3. **Do not pin a Galaxy version.** Leave `--galaxy_branch` off the command unless the user or the harness supplied a specific branch, and never guess a `release_*` value — Planemo's default targets the newest Galaxy, which is the only version guaranteed to understand every construct a freshly authored workflow can contain. If a branch was supplied, record it in the output so a later failure can be read against it.
4. **Run and capture.** Drive `planemo test` with structured output enabled. Preserve the invocation id, history id, workflow id, the Planemo structured result, and any test-output artifact paths — these are the inputs the debug skill consumes.
5. **Classify on failure.** When the run exits non-zero or reports failed assertions, failed jobs, a failed invocation, missing outputs, or upload/staging problems, identify the observed failure modality and the single next reference surface to open: Planemo result, Galaxy job API, Galaxy invocation API, history contents, or the test assertion report. Use planemo-asserts-idioms to read assertion failures and galaxy-workflow-invocation-failure-reference to preserve invocation identifiers and state.
6. **Hand off.** Emit the structured summary — green, or red with modality + captured artifacts + the named next surface — for debug-galaxy-workflow-output.

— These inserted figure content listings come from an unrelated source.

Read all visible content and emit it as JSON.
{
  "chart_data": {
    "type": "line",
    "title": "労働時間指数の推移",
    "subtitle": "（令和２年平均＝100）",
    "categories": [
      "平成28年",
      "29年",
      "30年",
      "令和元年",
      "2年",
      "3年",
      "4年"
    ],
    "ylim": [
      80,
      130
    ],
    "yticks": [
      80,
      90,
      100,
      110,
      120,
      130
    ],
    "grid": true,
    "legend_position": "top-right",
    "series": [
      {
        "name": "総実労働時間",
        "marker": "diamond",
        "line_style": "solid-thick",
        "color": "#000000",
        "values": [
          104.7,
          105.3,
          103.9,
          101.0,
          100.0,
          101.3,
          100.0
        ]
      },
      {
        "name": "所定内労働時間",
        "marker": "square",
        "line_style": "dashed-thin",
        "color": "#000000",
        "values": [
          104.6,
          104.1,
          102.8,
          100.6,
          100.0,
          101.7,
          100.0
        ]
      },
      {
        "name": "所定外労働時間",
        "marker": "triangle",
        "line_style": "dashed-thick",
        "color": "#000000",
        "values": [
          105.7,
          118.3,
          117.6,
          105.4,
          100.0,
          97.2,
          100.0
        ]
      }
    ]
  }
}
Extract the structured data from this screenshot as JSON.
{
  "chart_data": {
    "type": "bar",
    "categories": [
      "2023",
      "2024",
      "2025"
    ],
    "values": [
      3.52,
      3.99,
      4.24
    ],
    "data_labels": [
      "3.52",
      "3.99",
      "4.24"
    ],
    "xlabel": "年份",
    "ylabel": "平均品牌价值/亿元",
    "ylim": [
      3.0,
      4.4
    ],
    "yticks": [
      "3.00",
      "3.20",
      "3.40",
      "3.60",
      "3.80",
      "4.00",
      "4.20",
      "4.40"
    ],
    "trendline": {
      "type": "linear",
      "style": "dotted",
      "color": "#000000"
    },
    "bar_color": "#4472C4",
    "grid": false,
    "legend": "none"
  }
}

Keep this skill's output a faithful record of what happened, not a diagnosis. Mislabeling a staging failure as an assertion failure here sends the debug pass to the wrong reference surface.

## Runtime Notes

- Do not read Foundry source files at runtime; use only files packaged in this skill bundle and user-supplied artifacts.
- Preserve declared artifact filenames unless the user or harness supplies explicit paths.
- Carry unresolved assumptions into the output artifact instead of silently inventing missing source evidence.